1915 olayları yalnızca hükümetle halk arasında yaşanmadı. Halklar arasında da yaşandı. Hiç de naifliğe ve yalana gerek yok. Anımsayın, Unutkan Ayna’da Ermenilere yardım edenler bir yana, onların gidişini çekirdek çitleyerek izleyen bir sürü insan var. Ermeniler giderken kadınları, kızları ve çocukları kapışanlar da halk. Üstelik Hacı Nuri, Bilal ve Kasım Hoca gibi açıktan Ermenilerin kanına ekmek doğrayan adamlar da halktan kişiler. Hükümete gelince, devlet görevlileri bütünüyle kötü değil. Ermenileri koruyan Fuad Hilmi bir kaymakam vekili; Müftü de tehcire itiraz ediyor. Bu roman “halk aslında iyi anlaşıyordu ama hükümet ve siyasiler işi bozdu” romanı değil. İnsanlığın safında duran bir yazar böyle düşünemez, çok yanlış olur bu. Birçok insan öyle konuşuyor, ben konuşmam.

Haberin Devamı

-Bu romanda yerel deyişlere pek eğilmemişsiniz. Çok duru bir Türkçe kullanmışsınız. Fakat yine de İç Anadolu’nun diline uygun eğip bükmeler gördüm romanda. Sanki oranın sesi, söylemi bir tornadan geçmiş, edebiyata yükseltilmiş. Sizde bir yeni Türkçe ve Anadolu söylemi eğilimi var ve okurlarınız bu tavrınızı uzun süredir heyecanla izliyor. Neden “Orta Anadolu’nun dilini bu edebiyata yükseltiğinizi” söylüyorsunuz?

Çok basit. Anadilim olduğu için. İç Anadolu’nun aksanı, sözcükleri ve kıvraklığı ruhumun ışığıdır, yaratma tutkumun beşiğidir. Bir yazarın coğrafyası dilindedir, yazarın vatanı dilidir. Yazar o dille aracısız ve dolaysız görünür. Çünkü halkların da diliyle varolduğunu bilir ve bu ülkenin Hıristiyanlarının Türkçe yazıp konuştuğunu anlamış ve böyle bir şeyden ötürü hayrete düşmüşse, bunu anlatmak boynunun borcudur.
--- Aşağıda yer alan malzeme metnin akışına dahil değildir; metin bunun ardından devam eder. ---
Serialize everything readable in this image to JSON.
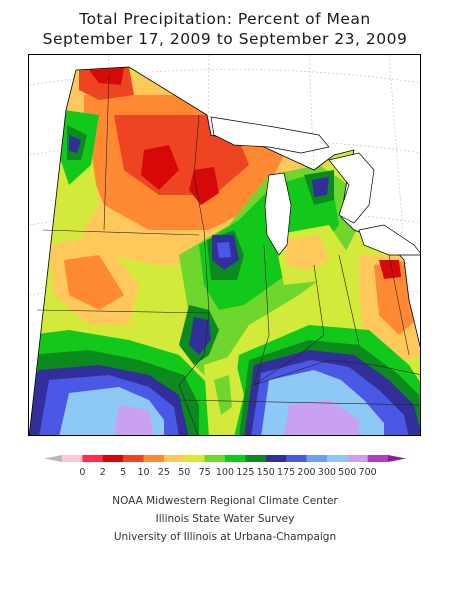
{
  "title": {
    "line1": "Total Precipitation: Percent of Mean",
    "line2": "September 17, 2009 to September 23, 2009"
  },
  "legend": {
    "labels": [
      "0",
      "2",
      "5",
      "10",
      "25",
      "50",
      "75",
      "100",
      "125",
      "150",
      "175",
      "200",
      "300",
      "500",
      "700"
    ],
    "colors": [
      "#ffc8d8",
      "#ff2c4c",
      "#d70808",
      "#ee4422",
      "#ff8a33",
      "#ffc85a",
      "#d4ea3a",
      "#6ed62c",
      "#12c81a",
      "#0b8a1e",
      "#322f9a",
      "#4a58e6",
      "#6aa0f2",
      "#8ec8f5",
      "#c8a2f0",
      "#b040c0"
    ],
    "left_arrow_color": "#b8b8b8",
    "right_arrow_color": "#8a1e9a"
  },
  "credits": {
    "line1": "NOAA Midwestern Regional Climate Center",
    "line2": "Illinois State Water Survey",
    "line3": "University of Illinois at Urbana-Champaign"
  }
}
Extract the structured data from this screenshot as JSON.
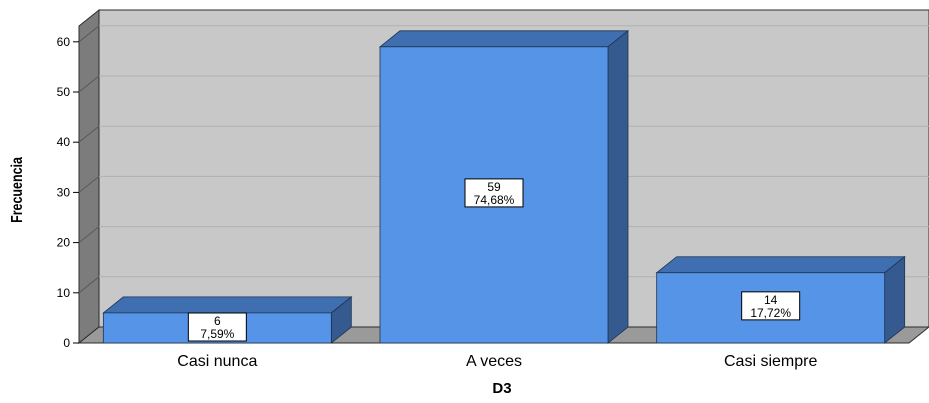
{
  "chart_data": {
    "type": "bar",
    "style": "3d",
    "categories": [
      "Casi nunca",
      "A veces",
      "Casi siempre"
    ],
    "values": [
      6,
      59,
      14
    ],
    "data_labels": [
      {
        "count": "6",
        "percent": "7,59%"
      },
      {
        "count": "59",
        "percent": "74,68%"
      },
      {
        "count": "14",
        "percent": "17,72%"
      }
    ],
    "xlabel": "D3",
    "ylabel": "Frecuencia",
    "ylim": [
      0,
      65
    ],
    "yticks": [
      0,
      10,
      20,
      30,
      40,
      50,
      60
    ],
    "grid": true,
    "colors": {
      "bar_front": "#5594e6",
      "bar_top": "#3f6fb0",
      "bar_side": "#345a8f",
      "plot_back": "#c8c8c8",
      "plot_side": "#7c7c7c",
      "plot_floor": "#9a9a9a"
    }
  }
}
-Tehcirde olan bitenlerin özellikle kadınlara dokunan yanını çok içeriden kavramışsınız. Doğrusu bir kadın olarak bunu fark etmemek olanaksız. Bu duyarlılığın özel bir nedeni var mı?

Bilinç dışı bir nedeni var. Babam Ermeni tehcirini savaş gibi anlatırdı, annem ise ağlayarak. Üstelik görmediği halde. Annesinin ağlayarak anlatışını anımsarken. Bu, işte! Kadınları kadın yapan yaşam bilgisidir. Erkeklere yaşamı hoyratça harcayacağı, kadınlara ise yaşamı doğuracağı, özenle besleyeceği, seveceği, büyüteceği bilgisi mirastır. En azından ataerkil aile düzeninin bilgiyi aktarma biçimi böyledir.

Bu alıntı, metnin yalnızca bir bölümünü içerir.